Given:
$F(F(n)) = n$
$F(F(n + 2) + 2) = n$
$F(0) = 1$
where n is a non-negative integer. $F(129) = ?$
How can we solve such kind of functional equations? Is there any simpler approach other than doing iteration over the values manually?
Given:
$F(F(n)) = n$
$F(F(n + 2) + 2) = n$
$F(0) = 1$
where n is a non-negative integer. $F(129) = ?$
How can we solve such kind of functional equations? Is there any simpler approach other than doing iteration over the values manually?

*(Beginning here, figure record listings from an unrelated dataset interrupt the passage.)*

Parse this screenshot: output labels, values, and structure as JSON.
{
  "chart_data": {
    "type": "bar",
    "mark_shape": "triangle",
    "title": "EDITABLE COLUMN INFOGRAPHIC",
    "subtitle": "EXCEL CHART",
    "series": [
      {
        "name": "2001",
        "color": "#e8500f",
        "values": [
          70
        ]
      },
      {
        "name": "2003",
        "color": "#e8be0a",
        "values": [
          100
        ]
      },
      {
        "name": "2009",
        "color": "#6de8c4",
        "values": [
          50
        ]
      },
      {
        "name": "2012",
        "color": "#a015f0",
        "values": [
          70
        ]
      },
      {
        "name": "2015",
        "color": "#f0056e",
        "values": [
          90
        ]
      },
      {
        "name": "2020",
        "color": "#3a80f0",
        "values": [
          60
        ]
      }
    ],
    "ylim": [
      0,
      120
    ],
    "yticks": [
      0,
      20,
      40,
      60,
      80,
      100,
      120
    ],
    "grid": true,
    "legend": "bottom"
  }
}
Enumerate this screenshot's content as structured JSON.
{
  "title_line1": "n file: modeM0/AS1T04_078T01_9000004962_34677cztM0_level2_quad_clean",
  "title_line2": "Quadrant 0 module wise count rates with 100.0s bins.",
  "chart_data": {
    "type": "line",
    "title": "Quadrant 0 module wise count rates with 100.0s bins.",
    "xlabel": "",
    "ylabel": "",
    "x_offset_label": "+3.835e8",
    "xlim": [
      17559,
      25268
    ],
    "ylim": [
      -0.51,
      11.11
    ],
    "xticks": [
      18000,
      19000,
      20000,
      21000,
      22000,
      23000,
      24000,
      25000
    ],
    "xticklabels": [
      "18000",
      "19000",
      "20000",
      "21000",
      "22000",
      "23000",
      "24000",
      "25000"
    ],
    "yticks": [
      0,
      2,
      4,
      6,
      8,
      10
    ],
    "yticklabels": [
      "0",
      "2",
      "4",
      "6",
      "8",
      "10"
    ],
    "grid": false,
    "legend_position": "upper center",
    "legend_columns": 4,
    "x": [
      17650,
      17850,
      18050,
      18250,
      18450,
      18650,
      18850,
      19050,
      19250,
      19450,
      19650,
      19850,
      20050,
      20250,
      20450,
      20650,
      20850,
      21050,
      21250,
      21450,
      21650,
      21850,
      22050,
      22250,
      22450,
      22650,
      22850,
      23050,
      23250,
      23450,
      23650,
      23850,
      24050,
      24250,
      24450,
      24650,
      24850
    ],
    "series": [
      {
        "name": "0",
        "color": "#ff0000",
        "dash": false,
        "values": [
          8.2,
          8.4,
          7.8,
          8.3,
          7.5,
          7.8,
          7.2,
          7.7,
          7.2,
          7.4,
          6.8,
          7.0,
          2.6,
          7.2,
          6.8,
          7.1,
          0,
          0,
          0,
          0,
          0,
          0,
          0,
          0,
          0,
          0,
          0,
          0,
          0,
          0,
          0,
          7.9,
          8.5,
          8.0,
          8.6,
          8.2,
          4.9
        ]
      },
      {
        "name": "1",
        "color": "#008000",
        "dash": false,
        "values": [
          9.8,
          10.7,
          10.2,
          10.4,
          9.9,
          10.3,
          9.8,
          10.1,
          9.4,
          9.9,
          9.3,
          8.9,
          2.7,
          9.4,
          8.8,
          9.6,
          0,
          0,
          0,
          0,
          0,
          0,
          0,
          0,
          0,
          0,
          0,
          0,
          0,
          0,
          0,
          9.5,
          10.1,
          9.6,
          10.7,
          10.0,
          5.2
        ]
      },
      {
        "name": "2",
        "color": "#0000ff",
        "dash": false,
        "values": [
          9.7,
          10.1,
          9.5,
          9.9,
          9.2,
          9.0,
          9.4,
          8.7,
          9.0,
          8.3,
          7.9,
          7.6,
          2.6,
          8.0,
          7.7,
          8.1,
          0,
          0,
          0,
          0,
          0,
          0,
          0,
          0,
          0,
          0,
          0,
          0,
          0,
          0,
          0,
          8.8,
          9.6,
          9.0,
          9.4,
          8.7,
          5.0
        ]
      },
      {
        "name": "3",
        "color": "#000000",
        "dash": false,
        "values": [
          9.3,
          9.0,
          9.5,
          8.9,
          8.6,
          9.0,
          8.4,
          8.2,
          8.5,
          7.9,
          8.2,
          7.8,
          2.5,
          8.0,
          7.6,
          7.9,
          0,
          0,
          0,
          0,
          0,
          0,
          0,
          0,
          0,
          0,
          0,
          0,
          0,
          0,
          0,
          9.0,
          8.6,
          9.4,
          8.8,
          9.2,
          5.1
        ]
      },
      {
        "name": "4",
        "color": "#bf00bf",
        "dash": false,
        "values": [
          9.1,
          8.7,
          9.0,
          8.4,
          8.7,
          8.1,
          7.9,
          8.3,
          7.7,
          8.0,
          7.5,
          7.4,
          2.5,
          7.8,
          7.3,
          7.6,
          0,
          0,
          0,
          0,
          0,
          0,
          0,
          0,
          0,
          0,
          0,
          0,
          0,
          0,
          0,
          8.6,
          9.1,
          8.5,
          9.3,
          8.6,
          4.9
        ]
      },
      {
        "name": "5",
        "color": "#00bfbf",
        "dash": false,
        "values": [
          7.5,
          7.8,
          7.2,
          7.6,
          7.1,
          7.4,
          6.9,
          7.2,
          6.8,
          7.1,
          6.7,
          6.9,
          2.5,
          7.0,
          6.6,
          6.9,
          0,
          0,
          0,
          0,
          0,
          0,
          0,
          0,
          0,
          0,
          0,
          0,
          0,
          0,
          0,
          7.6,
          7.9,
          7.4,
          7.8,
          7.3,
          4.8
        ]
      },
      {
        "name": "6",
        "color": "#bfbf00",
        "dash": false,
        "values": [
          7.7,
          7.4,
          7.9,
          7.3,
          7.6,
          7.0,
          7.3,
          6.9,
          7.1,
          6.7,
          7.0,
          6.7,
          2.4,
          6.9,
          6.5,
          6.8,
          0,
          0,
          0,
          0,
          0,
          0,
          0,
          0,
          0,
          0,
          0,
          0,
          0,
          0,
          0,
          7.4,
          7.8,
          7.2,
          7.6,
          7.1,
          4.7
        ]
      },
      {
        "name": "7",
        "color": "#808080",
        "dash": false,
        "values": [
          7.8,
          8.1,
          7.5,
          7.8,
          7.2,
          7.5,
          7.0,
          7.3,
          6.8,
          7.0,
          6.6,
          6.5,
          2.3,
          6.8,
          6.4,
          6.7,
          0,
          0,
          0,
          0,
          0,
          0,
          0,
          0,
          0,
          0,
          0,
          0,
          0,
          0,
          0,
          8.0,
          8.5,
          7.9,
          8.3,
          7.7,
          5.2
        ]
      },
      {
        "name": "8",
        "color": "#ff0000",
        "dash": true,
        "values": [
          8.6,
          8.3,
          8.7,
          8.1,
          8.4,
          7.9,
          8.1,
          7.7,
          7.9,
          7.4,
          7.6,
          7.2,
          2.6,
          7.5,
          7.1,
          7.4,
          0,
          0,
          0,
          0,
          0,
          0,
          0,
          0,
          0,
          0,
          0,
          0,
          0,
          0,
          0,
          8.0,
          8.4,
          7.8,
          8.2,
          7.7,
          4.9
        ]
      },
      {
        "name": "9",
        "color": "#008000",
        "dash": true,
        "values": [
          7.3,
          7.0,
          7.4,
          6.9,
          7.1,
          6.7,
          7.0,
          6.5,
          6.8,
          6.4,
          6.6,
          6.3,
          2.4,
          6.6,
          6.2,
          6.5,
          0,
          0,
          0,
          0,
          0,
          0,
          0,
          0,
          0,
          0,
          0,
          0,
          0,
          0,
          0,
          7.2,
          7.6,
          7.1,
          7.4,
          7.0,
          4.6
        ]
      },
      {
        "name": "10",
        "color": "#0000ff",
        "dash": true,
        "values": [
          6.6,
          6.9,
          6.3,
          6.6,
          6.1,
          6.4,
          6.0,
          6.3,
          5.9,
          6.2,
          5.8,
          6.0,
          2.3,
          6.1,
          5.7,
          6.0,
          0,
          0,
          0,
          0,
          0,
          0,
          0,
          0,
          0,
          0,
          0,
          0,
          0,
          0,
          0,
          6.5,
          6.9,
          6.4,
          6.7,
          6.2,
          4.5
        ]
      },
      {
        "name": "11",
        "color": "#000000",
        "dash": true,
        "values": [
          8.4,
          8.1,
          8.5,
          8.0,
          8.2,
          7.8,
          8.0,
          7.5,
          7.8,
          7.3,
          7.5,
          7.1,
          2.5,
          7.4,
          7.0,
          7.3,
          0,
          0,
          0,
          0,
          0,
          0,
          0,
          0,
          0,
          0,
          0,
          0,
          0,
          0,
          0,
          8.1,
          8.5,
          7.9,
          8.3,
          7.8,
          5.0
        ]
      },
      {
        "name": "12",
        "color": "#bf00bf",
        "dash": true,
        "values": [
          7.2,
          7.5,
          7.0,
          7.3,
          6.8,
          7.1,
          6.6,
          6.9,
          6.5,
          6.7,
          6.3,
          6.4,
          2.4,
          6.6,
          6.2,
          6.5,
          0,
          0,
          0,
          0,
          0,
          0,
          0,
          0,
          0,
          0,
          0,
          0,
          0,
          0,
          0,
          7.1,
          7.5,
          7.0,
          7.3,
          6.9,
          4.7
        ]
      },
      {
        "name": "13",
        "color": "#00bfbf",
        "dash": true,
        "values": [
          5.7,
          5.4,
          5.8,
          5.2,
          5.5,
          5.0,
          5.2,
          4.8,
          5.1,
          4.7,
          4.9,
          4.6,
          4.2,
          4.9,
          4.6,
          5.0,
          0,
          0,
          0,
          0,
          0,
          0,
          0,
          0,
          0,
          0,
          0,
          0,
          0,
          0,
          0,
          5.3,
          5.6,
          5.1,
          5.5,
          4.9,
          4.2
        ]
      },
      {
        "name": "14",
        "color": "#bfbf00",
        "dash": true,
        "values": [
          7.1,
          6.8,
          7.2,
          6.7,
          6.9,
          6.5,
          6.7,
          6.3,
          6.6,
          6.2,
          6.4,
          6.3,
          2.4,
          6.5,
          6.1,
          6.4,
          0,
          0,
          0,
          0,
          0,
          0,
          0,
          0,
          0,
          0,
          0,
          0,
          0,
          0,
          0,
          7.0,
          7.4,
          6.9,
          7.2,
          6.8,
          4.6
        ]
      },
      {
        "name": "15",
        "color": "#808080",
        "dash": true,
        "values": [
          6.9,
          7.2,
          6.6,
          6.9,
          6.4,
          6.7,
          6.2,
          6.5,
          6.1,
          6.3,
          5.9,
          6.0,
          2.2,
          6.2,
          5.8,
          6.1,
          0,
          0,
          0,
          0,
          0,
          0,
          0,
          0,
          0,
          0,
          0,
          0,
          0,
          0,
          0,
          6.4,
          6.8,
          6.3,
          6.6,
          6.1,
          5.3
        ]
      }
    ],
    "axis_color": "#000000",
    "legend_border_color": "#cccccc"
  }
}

Firstly, I think you had better allow $n$ to be an arbitrary integer, because these equations force the value of $F(n)$ to be negative when $n > 1$.
Secondly, to solve this system of equations, apply $F$ to the second equation, and then appeal to the first equation, to find that $F(n+2) + 2 = F(n),$ i.e. that $F(n+2) = F(n) - 2.$ This allows us to reduce computing $F$ to the case when either $n = 0$ or $n = 1$. The first case is given to us in the question, namely $F(0) = 1$. For the second case, note that the first equation, with $n = 0$, gives $F(F(0)) = 0,$ i.e. $F(1) = 0$.
Now we can easily compute all values of $F$, and indeed we find that $F$ has a very simple closed form, the derivation of which I leave as an exercise.
The basic idea in the above is the that first equation establishes $F$ as its own inverse, and so this can be used to simplify the second equation.